Dänisches Hundegesetz

Hunde in Dänemark, aufgepasst!

Für alle die (wie wir auch) gern mir dem Hund nach Dänemark fahren, hier Informationen zum geltenden Hundegesetz.

Hundegesetz in Dänemark soll auf den Prüfstand!

Das dänische Hundegesetz, das von Tierschützern stark kritisiert wird, soll auf den Prüfstand gestellt werden. Das kündigte die zuständige dänische Ministerin Mette Gjerskov an.

Gesetz schreibt Umgang mit “gefährlichen” Hunden vor
Zum Hintergrund: Seit dem 1. Juli 2010 ist die Haltung, Zucht und Einfuhr von 13 in Dänemark verboten, wenn sie nach dem 17. März 2010 angeschafft wurden. Zu den Rassen gehören Pitbull Terrier, Tosa Inu, Amerikanischer Staffordshire Terrier, Fila Brasileiro, Dogo Argentino, Amerikanische Bulldogge, Boerboel, Kangal, Zentralasiatischer Ovtcharka, Kaukasischer Ovtcharka, Südrussischer Ovtcharka, Tornjak und Sarplaninac.

Das Verbot gilt ebenso für Mischlinge der betreffenden Hunderassen. Bei Hunden, die Ähnlichkeit mit den verbotenen Rassen haben, kann die dänische Polizei einen Rasse- oder Abstammungsnachweis verlangen. Auch Touristen, die mit ihrem Hund nach Dänemark reisen, sind von den Regelungen betroffen.

Für Hunde der genannten Rassen, die vor dem 17. März 2010 angeschafft wurden, gilt eine Übergangsregelung: Sie dürfen gehalten werden, müssen aber an einer maximal 2 Meter langen Leine geführt werden und durch einen Maulkorb gesichert sein. Für Pitbull Terrier und Tosa Inu gilt diese Übergangsregelung nicht.

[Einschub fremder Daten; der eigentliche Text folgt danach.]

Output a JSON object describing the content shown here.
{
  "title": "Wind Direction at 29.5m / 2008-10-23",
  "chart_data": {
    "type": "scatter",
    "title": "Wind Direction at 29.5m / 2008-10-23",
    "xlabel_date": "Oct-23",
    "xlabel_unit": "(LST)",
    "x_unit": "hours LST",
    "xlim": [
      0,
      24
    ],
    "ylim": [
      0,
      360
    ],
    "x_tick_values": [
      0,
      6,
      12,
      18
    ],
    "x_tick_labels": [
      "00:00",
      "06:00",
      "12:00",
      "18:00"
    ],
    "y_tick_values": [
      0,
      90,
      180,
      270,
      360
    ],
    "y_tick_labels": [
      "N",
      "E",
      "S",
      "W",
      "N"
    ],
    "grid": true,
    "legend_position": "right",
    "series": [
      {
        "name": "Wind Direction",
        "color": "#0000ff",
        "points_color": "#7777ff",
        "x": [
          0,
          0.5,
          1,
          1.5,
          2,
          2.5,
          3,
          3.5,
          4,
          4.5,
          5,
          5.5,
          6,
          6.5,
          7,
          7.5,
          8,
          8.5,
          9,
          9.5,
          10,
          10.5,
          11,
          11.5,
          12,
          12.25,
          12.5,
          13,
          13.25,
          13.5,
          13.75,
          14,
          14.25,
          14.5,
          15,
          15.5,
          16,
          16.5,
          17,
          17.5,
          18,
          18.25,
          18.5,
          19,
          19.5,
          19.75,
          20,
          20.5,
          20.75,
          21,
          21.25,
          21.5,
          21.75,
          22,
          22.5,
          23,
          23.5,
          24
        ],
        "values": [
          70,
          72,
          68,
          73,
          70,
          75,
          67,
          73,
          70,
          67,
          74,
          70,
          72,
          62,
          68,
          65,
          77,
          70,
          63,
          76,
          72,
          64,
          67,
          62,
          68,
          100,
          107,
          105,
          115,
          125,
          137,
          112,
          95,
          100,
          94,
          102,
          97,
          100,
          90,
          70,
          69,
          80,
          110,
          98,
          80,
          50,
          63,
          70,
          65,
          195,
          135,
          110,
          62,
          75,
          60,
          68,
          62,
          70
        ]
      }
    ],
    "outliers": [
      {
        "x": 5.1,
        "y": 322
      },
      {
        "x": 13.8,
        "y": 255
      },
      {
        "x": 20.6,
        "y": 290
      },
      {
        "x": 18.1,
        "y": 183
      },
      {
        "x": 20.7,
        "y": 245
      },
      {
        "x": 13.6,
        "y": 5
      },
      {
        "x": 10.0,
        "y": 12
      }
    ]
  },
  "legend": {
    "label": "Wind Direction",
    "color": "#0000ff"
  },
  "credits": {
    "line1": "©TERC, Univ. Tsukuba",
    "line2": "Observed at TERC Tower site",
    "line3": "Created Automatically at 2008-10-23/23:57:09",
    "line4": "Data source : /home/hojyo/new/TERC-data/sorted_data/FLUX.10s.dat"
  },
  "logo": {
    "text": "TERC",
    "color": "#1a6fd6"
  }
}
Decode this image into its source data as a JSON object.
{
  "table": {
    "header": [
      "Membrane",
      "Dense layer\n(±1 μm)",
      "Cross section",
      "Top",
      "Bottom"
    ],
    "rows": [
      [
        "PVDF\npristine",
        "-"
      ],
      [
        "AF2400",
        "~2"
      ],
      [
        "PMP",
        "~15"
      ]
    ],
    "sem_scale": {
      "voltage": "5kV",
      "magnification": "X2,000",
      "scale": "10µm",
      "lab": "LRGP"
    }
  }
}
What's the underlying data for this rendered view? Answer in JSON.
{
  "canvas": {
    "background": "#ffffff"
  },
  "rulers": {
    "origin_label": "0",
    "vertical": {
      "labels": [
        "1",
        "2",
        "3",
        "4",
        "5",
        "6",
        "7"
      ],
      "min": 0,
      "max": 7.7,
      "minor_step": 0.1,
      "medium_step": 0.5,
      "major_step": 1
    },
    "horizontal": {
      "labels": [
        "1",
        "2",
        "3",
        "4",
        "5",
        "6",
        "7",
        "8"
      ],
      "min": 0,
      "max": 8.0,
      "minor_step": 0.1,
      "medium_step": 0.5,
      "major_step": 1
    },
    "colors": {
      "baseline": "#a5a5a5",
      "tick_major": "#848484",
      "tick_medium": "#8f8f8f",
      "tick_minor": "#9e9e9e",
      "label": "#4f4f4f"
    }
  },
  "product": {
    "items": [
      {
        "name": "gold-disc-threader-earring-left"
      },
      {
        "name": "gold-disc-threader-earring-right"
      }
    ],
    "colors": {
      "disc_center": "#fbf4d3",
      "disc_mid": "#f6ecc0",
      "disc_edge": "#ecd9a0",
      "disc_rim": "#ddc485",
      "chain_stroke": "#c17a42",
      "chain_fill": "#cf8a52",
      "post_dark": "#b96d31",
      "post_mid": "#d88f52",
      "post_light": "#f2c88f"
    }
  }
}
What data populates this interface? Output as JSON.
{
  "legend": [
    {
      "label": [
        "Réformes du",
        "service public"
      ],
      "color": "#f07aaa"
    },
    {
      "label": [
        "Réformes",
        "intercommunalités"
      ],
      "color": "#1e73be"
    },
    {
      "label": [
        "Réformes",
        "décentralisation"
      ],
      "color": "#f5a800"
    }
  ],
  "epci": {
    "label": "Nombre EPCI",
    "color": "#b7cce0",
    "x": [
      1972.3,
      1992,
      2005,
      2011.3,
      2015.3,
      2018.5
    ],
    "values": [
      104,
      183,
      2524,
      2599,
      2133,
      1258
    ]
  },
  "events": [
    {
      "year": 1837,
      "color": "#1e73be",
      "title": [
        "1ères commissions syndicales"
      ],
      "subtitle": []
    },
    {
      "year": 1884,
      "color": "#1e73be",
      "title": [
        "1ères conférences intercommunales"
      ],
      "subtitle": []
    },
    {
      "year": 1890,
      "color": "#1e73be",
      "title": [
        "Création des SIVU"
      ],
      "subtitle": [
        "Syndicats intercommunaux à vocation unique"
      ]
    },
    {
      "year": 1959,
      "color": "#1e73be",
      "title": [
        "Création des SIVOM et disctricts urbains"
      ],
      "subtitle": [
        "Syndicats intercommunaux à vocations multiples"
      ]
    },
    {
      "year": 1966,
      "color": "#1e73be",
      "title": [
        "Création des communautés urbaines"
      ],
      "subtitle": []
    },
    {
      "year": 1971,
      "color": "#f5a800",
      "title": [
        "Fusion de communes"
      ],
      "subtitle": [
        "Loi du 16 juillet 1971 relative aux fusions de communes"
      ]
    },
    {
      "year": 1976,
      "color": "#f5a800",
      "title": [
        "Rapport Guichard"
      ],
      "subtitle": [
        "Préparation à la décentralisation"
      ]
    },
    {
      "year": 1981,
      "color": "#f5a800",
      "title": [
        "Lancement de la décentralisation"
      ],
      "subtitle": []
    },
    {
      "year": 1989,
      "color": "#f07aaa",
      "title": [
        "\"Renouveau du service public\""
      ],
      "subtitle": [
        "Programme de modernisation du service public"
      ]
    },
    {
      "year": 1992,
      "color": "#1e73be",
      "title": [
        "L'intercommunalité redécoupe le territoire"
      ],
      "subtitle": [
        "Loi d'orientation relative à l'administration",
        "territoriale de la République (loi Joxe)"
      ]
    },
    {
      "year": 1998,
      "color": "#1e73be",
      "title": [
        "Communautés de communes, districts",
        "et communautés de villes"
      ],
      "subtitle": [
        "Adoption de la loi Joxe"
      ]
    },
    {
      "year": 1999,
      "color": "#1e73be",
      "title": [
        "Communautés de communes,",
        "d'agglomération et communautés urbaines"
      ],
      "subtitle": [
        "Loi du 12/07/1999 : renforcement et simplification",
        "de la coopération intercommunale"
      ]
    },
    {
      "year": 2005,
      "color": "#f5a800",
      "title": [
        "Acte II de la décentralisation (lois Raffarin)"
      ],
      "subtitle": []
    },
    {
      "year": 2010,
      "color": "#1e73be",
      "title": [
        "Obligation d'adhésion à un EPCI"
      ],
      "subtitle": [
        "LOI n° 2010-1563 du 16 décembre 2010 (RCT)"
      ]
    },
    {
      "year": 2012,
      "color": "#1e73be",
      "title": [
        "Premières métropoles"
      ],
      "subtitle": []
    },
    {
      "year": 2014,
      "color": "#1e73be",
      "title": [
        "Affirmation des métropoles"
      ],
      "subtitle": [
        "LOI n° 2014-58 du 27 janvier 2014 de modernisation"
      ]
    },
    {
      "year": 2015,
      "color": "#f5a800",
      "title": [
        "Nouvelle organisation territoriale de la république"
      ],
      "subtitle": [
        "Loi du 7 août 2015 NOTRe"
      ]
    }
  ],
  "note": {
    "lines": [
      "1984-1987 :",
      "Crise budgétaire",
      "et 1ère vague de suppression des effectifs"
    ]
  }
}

Sie waren bereits vor dem Inkrafttreten des Gesetzes am 1. Juli 2010 verboten.

Unabhängig von der Rasse kann die Polizei für Hunde, die durch aggressives Verhalten auffallen oder einen Menschen beißen, eine Leinen- und Maulkorbpflicht anordnen und über eine Einschläferung des Tieres entscheiden.